Battery Reality Gap · Dossier
Coros Pace Pro
Forensic battery audit · Formula v1.0 · li-ion-cobalt / AMOLED / fiber-reinforced polymer
The Coros Pace Pro brings an AMOLED display to Coros's most affordable tier. Its marketed endurance is 31 hours of multi-band GPS. Under the HikingSpecs reference scenario, Formula v1.0 calculates a blackout at 10.6 hours: a 65.7% Reality Gap — and the shortest absolute runtime of any watch in this dossier.

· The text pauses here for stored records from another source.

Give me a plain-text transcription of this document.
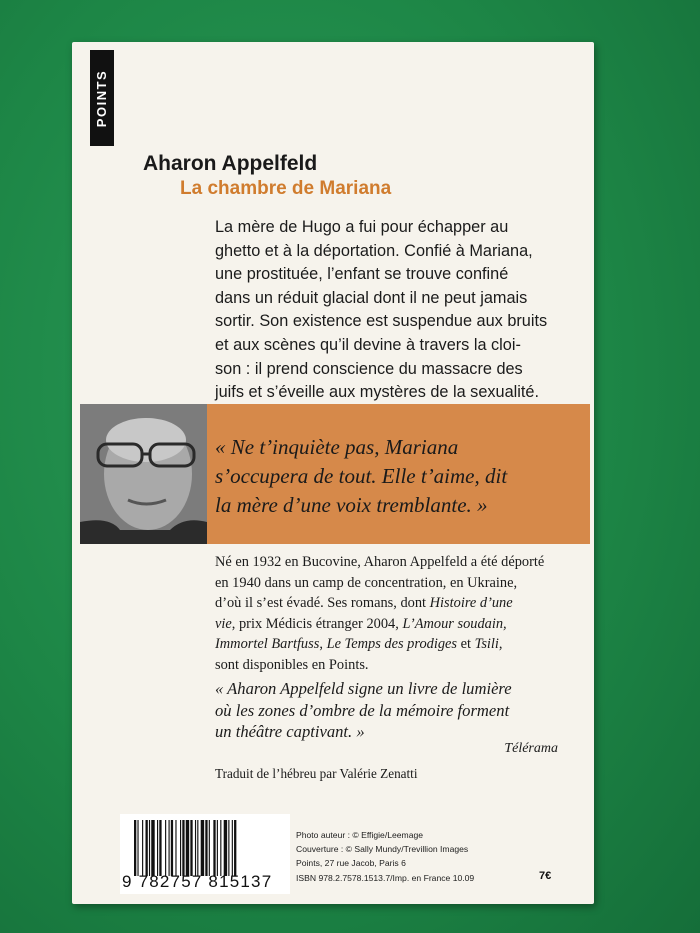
POINTS
Aharon Appelfeld
La chambre de Mariana
La mère de Hugo a fui pour échapper au
ghetto et à la déportation. Confié à Mariana,
une prostituée, l’enfant se trouve confiné
dans un réduit glacial dont il ne peut jamais
sortir. Son existence est suspendue aux bruits
et aux scènes qu’il devine à travers la cloi-
son : il prend conscience du massacre des
juifs et s’éveille aux mystères de la sexualité.
« Ne t’inquiète pas, Mariana
s’occupera de tout. Elle t’aime, dit
la mère d’une voix tremblante. »
Né en 1932 en Bucovine, Aharon Appelfeld a été déporté
en 1940 dans un camp de concentration, en Ukraine,
d’où il s’est évadé. Ses romans, dont Histoire d’une
vie, prix Médicis étranger 2004, L’Amour soudain,
Immortel Bartfuss, Le Temps des prodiges et Tsili,
sont disponibles en Points.
« Aharon Appelfeld signe un livre de lumière
où les zones d’ombre de la mémoire forment
un théâtre captivant. »
Télérama
Traduit de l’hébreu par Valérie Zenatti
9 782757 815137
Photo auteur : © Effigie/Leemage
Couverture : © Sally Mundy/Trevillion Images
Points, 27 rue Jacob, Paris 6
ISBN 978.2.7578.1513.7/Imp. en France 10.09	7€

The smallest reservoir in the field
At 1328 mWh, the Pace Pro carries the smallest cell of any watch we have audited, and it pairs that with a power-hungry AMOLED display. The polymer case is actually an advantage — it retains battery heat far better than metal, softening the cold penalty — but it cannot offset a small cell feeding a bright screen under continuous multi-band GPS. The result is a real-world blackout at just 10.6 hours.
Honest mode, hard physics
To Coros's credit, the 31-hour claim is quoted on a demanding multi-band-all mode, not an optimistic single-band figure. The gap is therefore not an artefact of a flattering test; it is a straightforward capacity limit. A small battery and an AMOLED panel can only hold so much, and cold derating does the rest.
Where it lands
At 65.7%, the Pace Pro's gap is mid-pack, but its 10.6-hour real runtime is the lowest here — a direct consequence of the smallest cell in the field. At €349 it is the most affordable watch in the dossier, and for shorter sessions within its real window it is genuinely good value. Just do not plan a long day around the 31-hour figure; plan around ten.